There were 15 roughing the passer calls in Week 1 in the NFL – the second-most in league history for one week. In Week 2, the NFL world exploded when a seemingly normal hard hit by Green Bay Packers pass rusher Clay Matthews on Vikings quarterback Kirk Cousins was flagged.
The league not only believes it was the right call, but will be using it as a teaching tape to others about the rules. They say this because Matthews "scooped" Cousins' right leg as he went down, which affects the angle (and severity) of the quarterback's fall.
Packers legend Brett Favre called it a "textbook hit." Flacco, who said that playing in the rough-and-tumble AFC North has given him a certain edge, would seem to agree.
"I definitely have [empathy] for those [defenders] over there, because not only are they penalizing people and affecting outcomes of games, but they're also taking paychecks away from people and acting like it's no big deal. Well it is a big deal. It's a lot of money for anybody," Flacco said.
"There's a lot of issues with it, I think."
Ravens outside linebacker Matthew Judon was flagged for a roughing the passer penalty last Thursday night when he shoved Bengals quarterback Andy Dalton to the ground soon after he threw a pass. On Wednesday, Judon and Terrell Suggs spoke out.
"I was told to be political, so you have to gently lay a guy down," Suggs said. "Just gently lay them down, caress them and all of that. It's our game today."
Suggs said the NFL has changed "tremendously" since he entered the league in 2003. He said it's not going to change the way he plays.
In his third season, Judon didn't seem as bothered, saying, "You just kind of have to watch how you hit them. You've got to know the rules."
Like Judon, Head Coach John Harbaugh pointed to how Ravens players are taught to abide by the rules.
"I think the biggest thing that we try to teach our guys is that we're not so much hitting the quarterback as we're tackling the quarterback," Harbaugh said.
"When you tackle a guy, you're not going to lift him up and dump him on the ground. You're not going to drive your body into the guy and try to create an injury. That's the type of thing that you're trying to get out of there with the quarterback, because he's not protected."
Unlike some other NFL quarterbacks, Flacco doesn't look to referees for flags after he takes hits. Most often, he gets up, brushes himself off and goes about his business.
"I don't have time to worry about whether they're going to [throw] a flag [for] me or not," Flacco said. "That's what my family is up in the stands is for."
While he didn't have his finest game, Flacco showed his toughness a few times at critical junctures during Thursday night's loss in Cincinnati.

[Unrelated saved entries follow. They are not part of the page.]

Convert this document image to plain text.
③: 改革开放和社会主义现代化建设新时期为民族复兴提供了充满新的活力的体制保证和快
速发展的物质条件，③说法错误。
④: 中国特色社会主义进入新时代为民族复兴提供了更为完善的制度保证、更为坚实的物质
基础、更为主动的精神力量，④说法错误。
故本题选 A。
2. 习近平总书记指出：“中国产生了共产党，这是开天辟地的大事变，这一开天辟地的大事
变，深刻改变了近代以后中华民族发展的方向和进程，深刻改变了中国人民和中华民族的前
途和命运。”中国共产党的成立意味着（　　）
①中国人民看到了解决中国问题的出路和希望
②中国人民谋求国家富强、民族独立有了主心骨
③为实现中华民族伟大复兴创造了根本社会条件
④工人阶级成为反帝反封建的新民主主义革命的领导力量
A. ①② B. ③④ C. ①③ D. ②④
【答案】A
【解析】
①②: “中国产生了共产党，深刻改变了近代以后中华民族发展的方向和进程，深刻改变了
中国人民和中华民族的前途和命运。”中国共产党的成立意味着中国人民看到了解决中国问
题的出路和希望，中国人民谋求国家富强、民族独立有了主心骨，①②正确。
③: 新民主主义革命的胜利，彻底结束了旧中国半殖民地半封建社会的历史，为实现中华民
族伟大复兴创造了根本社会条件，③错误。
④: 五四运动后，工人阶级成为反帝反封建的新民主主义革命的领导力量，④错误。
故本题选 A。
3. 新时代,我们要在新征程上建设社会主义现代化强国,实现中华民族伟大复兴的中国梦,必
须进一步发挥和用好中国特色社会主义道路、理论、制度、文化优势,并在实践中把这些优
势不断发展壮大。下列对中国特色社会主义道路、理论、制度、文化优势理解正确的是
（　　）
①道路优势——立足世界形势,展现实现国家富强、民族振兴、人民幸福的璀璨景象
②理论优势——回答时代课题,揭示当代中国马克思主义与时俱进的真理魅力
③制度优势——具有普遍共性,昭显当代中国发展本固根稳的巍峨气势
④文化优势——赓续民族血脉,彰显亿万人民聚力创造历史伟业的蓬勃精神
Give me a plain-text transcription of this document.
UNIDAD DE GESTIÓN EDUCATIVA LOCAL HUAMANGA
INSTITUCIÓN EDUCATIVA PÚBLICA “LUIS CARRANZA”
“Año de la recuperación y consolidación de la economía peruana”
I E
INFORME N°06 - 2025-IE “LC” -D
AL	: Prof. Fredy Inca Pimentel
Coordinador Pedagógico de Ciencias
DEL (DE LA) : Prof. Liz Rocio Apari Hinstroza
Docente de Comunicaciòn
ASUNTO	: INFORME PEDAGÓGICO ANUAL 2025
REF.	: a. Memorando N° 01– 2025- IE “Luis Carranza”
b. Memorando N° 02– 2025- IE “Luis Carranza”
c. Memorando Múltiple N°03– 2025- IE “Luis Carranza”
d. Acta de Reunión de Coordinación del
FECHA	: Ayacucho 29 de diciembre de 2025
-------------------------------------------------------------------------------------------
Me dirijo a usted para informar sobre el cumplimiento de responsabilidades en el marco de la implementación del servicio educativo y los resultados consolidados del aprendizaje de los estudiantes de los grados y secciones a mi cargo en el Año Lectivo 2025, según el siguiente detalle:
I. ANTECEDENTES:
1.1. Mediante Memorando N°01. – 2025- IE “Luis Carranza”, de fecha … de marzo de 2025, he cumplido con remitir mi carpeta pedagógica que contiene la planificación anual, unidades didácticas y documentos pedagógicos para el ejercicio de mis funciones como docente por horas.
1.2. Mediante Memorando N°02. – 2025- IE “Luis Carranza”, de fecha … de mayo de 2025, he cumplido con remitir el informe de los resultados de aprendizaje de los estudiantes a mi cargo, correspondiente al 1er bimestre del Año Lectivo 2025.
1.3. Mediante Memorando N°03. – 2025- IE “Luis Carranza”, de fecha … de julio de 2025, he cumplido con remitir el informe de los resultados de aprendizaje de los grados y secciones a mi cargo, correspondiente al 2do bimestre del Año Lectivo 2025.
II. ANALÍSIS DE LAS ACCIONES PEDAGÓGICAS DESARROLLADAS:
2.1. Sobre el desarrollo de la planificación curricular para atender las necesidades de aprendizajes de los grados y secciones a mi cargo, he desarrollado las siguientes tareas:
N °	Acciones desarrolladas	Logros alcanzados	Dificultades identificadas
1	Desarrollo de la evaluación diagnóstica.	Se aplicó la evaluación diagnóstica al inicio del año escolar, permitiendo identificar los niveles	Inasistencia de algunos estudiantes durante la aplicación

Near the end of the first half, he shrugged off unblocked defensive end Carlos Dunlap near the goal line to find tight end Mark Andrews for a 1-yard touchdown. As the Ravens clawed back in the third quarter, Flacco hung in the pocket with Bengals defensive tackle Geno Atkins and others all around him and found tight end Nick Boyle for a 17-yard gain.
"Listen, quarterbacks are the least tough guys on the field," Flacco said. "So, when you are given your chance twice a game, you better stand in there and make the throw."